At the end of October his transfer came through. He left without saying goodbye to either of us and without leaving a forwarding address. Nairobi? Addis Ababa? Kinshasa?

I had grown accustomed to having him around to share the burden of Elizabeth. Now the full brunt of her affection fell on me. My work was suffering; I had no time to file my reports properly. And I lived in fear of her gossiping. What was she telling her Village friends? (“You know David? He’s not really a man, you know. Actually inside him there’s a kind of crab-thing from another solar system. But what does that matter? Love’s a universal phenomenon. The truly loving person doesn’t draw limits around the planet.”) I longed for my release. To go home; to accept my punishment; to shed my false skin. To empty my mind of Elizabeth.

My reply came through the ultrawave on November 13. Application denied. I was to remain on Earth and continue my work as before. Transfers to Homeworld were granted only for reasons of health.

I debated sending a full account of my treason to Homeworld and thus bringing about my certain recall. But I hesitated, overwhelmed with despair. Dark brooding seized me. “Why so sad?” Elizabeth asked. What could I say? That my attempt at escaping from her had failed? “I love you,” she said. “I’ve never felt so real before.” Nuzzling against my cheek. Fingers knotted in my hair. A seductive whisper. “David, open yourself up again. Your chest, I mean. I want to see the inner you. To make sure I’m not frightened of it. Please? You’ve only let me see you once.” And then, when I had: “May I kiss you, David?” I was appalled. But I let her. She was unafraid. Transfigured by happiness. She is a cosmic nuisance, but I fear I’m getting to like her.

Can I leave her? I wish Swanson had not vanished. I need advice.

Either I break with Elizabeth or I break with Homeworld. This is absurd. I find new chasms of despondency every day. I am unable to do my work. I have requested a transfer once again, without giving details. The first snow of the winter today.

Application denied.

“When I found you with Swanson,” she said, “it was a terrible shock. An even bigger blow than when you first came out of your chest. I mean, it was startling to find out you weren’t human, but it didn’t hit me in any emotional way, it didn’t threaten me.
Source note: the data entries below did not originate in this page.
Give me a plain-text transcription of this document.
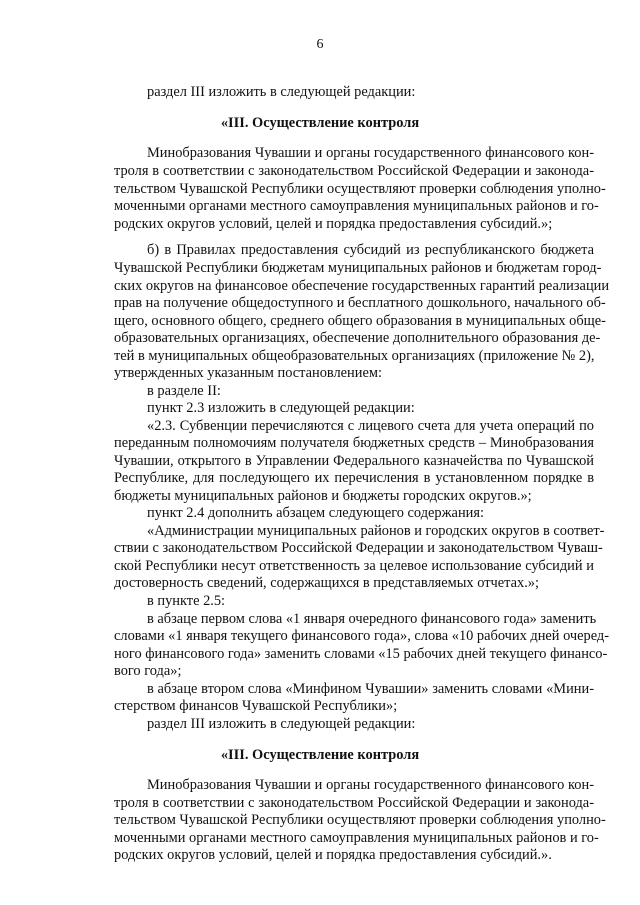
6
раздел III изложить в следующей редакции:
«III. Осуществление контроля
Минобразования Чувашии и органы государственного финансового кон-
троля в соответствии с законодательством Российской Федерации и законода-
тельством Чувашской Республики осуществляют проверки соблюдения уполно-
моченными органами местного самоуправления муниципальных районов и го-
родских округов условий, целей и порядка предоставления субсидий.»;
б) в Правилах предоставления субсидий из республиканского бюджета
Чувашской Республики бюджетам муниципальных районов и бюджетам город-
ских округов на финансовое обеспечение государственных гарантий реализации
прав на получение общедоступного и бесплатного дошкольного, начального об-
щего, основного общего, среднего общего образования в муниципальных обще-
образовательных организациях, обеспечение дополнительного образования де-
тей в муниципальных общеобразовательных организациях (приложение № 2),
утвержденных указанным постановлением:
в разделе II:
пункт 2.3 изложить в следующей редакции:
«2.3. Субвенции перечисляются с лицевого счета для учета операций по
переданным полномочиям получателя бюджетных средств – Минобразования
Чувашии, открытого в Управлении Федерального казначейства по Чувашской
Республике, для последующего их перечисления в установленном порядке в
бюджеты муниципальных районов и бюджеты городских округов.»;
пункт 2.4 дополнить абзацем следующего содержания:
«Администрации муниципальных районов и городских округов в соответ-
ствии с законодательством Российской Федерации и законодательством Чуваш-
ской Республики несут ответственность за целевое использование субсидий и
достоверность сведений, содержащихся в представляемых отчетах.»;
в пункте 2.5:
в абзаце первом слова «1 января очередного финансового года» заменить
словами «1 января текущего финансового года», слова «10 рабочих дней очеред-
ного финансового года» заменить словами «15 рабочих дней текущего финансо-
вого года»;
в абзаце втором слова «Минфином Чувашии» заменить словами «Мини-
стерством финансов Чувашской Республики»;
раздел III изложить в следующей редакции:
«III. Осуществление контроля
Минобразования Чувашии и органы государственного финансового кон-
троля в соответствии с законодательством Российской Федерации и законода-
тельством Чувашской Республики осуществляют проверки соблюдения уполно-
моченными органами местного самоуправления муниципальных районов и го-
родских округов условий, целей и порядка предоставления субсидий.».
But then, to come back a few hours later and find you with one of your own kind, to know that you wanted to shut me out, that I had no place in your life—Only we worked it out, didn’t we?” Kissing me. Tears of joy in her eyes. How did this happen? Where did it all begin? Existence was once so simple. I have tried to trace the chain of events that brought me from there to here, and I cannot. I was outside of my false body for eight hours today. The longest spell so far. Elizabeth is talking of going to the islands with me for the winter. A secluded cottage that her friends will make available. Of course, I must not leave my post without permission. And it takes months simply to get a reply.